Un jour, alors que des foules de malades venaient à lui, un groupe d'hommes opposés à son message, lui tendirent un piège en lui posant une question :
« Est-il permis de répudier sa femme pour n'importe quel motif ? » La réponse est un renvoi à l'enseignement de la Bible.
« N'avez-vous pas lu, répond Jésus, que le Créateur, dès l'origine, les fit homme et femme » et qu'il a dit :
« ainsi l'homme quittera son père et sa mère pour s'attacher à sa femme et les deux ne feront qu' une seule chair.
Ainsi, ils ne sont plus deux mais une seule chair ? Eh bien ! Ce que Dieu a uni, l'homme ne doit point le séparer ».
La loi nouvelle
Une autre fois, dans l'Evangile de Jean, il enseignait dans le Temple.

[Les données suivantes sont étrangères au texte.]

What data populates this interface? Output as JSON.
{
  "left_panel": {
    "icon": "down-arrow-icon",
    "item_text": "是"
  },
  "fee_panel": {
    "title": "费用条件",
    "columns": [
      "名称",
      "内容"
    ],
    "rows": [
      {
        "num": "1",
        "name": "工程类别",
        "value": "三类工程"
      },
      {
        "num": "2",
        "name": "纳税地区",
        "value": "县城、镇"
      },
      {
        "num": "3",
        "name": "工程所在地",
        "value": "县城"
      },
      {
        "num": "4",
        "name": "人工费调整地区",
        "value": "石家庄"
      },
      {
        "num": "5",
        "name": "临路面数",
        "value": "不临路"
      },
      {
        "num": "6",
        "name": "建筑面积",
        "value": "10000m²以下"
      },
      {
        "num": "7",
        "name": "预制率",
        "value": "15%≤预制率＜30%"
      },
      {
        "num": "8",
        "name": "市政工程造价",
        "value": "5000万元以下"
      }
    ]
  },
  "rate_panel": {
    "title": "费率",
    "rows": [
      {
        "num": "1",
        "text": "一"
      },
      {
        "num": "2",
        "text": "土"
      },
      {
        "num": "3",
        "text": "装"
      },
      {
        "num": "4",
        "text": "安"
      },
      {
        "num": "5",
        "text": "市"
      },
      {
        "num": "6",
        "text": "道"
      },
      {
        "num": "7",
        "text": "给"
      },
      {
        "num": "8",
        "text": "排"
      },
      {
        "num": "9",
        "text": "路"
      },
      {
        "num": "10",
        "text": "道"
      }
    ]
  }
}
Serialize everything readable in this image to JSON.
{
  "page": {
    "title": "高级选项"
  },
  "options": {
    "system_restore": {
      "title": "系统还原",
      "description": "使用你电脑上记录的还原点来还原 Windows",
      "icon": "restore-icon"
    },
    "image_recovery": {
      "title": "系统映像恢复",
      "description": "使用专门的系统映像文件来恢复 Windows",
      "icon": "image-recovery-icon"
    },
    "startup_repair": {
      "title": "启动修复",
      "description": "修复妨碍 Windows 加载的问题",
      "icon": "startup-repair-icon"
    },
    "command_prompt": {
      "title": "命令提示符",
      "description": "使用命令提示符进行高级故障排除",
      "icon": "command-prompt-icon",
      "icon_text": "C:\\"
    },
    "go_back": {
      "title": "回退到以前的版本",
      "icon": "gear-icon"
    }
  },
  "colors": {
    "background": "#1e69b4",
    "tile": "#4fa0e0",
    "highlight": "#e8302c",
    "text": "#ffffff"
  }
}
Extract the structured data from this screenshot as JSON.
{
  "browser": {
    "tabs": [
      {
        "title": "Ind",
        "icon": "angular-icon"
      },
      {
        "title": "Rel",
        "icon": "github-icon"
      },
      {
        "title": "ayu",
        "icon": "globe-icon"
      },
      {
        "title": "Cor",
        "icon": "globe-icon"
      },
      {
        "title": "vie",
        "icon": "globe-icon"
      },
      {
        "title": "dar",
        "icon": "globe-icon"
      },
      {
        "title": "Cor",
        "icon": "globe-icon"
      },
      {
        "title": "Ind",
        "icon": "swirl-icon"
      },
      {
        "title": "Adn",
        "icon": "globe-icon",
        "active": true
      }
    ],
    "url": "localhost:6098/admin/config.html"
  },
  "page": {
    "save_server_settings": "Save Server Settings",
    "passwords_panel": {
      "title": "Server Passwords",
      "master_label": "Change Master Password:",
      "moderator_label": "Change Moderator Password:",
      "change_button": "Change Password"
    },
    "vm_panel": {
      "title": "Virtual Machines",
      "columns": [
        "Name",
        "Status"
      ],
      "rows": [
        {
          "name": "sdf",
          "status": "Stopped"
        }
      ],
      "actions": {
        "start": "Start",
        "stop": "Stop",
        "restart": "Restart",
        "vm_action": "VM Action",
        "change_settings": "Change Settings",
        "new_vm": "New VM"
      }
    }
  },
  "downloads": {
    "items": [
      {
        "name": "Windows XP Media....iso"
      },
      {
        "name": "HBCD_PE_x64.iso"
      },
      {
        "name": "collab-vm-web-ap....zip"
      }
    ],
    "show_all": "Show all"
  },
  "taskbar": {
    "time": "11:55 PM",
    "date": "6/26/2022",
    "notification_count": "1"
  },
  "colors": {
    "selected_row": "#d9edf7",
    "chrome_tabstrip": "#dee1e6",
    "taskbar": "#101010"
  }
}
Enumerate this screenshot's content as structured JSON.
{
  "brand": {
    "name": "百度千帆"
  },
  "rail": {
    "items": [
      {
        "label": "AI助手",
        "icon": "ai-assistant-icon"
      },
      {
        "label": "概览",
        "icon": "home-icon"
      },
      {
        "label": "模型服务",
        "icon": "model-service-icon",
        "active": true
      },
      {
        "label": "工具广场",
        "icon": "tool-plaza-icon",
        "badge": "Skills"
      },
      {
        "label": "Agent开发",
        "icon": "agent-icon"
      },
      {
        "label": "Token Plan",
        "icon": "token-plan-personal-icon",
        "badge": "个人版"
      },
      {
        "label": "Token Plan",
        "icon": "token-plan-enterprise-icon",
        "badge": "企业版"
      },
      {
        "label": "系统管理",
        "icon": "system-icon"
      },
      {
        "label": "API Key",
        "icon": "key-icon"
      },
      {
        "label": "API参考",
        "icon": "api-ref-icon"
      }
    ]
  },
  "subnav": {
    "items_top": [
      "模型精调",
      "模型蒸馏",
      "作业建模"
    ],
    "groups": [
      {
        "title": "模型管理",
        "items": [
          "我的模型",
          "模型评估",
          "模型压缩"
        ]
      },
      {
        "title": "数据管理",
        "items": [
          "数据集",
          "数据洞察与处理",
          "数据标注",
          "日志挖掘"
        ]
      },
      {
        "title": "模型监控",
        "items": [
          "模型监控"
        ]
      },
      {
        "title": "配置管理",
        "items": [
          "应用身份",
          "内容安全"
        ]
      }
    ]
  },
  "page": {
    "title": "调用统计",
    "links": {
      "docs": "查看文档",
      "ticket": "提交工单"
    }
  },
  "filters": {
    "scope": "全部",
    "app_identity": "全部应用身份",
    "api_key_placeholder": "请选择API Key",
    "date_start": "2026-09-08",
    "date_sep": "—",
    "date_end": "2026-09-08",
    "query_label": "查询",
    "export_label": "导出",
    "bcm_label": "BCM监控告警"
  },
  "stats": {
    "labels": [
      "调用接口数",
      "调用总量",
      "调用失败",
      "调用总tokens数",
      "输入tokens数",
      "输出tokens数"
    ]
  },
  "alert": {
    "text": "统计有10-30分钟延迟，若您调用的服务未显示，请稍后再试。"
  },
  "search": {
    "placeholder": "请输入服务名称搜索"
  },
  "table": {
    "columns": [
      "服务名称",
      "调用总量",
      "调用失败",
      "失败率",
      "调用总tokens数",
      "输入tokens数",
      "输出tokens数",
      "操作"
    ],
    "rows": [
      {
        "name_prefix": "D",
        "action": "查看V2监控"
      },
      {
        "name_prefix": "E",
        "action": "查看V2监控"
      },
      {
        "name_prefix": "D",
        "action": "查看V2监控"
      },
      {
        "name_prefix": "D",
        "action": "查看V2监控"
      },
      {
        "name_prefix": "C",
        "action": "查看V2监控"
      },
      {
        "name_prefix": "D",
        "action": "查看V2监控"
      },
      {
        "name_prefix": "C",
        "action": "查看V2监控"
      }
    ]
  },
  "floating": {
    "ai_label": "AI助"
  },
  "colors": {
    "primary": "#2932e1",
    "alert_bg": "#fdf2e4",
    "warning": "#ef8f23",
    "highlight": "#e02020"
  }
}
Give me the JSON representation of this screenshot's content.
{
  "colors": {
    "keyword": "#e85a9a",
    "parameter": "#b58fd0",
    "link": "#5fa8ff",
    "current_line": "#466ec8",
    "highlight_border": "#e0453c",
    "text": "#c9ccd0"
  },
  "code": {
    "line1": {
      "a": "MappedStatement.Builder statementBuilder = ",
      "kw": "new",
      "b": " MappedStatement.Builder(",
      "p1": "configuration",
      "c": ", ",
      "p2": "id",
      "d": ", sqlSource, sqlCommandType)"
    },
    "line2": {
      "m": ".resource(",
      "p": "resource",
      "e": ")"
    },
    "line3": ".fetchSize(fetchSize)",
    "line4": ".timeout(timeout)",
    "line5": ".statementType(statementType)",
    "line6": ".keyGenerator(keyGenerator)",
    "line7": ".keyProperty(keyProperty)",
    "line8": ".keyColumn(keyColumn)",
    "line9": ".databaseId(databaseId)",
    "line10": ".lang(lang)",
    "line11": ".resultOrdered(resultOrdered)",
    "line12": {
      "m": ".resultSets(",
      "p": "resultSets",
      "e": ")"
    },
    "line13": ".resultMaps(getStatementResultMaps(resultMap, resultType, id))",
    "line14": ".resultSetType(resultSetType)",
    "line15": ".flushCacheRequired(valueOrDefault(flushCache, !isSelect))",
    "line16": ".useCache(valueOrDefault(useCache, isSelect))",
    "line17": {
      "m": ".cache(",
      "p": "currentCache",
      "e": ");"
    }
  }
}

Ses adversaires lui amènent une femme surprise en adultère
et tentent de le mettre en contradiction avec la Loi. « Moïse nous a prescrit de lapider ces femmes-là. Toi donc, que dis-tu ? »
Jésus commence par se baisser, traçant des lettres sur le sol. Nulle part ailleurs, dans l' Evangile, on ne voit Jésus en train d'écrire.
On ne sait quels mots il donne à lire. Vraisemblablement, le geste renvoie à la loi ; elle est déjà écrite mais avec Jésus elle devient nouvelle
quand il a sous les yeux quelqu'un que la mort menace. Dans le désert, la loi avait été donnée pour que le peuple vive
et voici qu'elle devient instrument de mort. « Que celui qui est sans péché lui jette la première pierre » ; à cette parole de Jésus, tous se retirent.
Jésus touche les limites de la loi. Lorsqu'elle empêche de vivre, lorsqu'elle fait mourir, il prend la place de la loi, il fait loi, il devient loi nouvelle,
il manifeste en sa personne le point d'où la loi avait jailli pour relancer la vie. « Alors se redressant, Jésus lui dit : 'femme, où sont-ils ? Personne ne t'a condamnée ?'
Elle dit : ' personne, Seigneur !' . Alors Jésus dit : ' moi non plus, je ne te condamne pas. Va, désormais ne pèche plus !'»
L'alliance nouvelle
Ce texte mérite d'être souligné parce qu'il est un tournant chez saint Jean. Les adversaires du Nazaréen étaient venus « afin d'avoir matière à l'accuser ».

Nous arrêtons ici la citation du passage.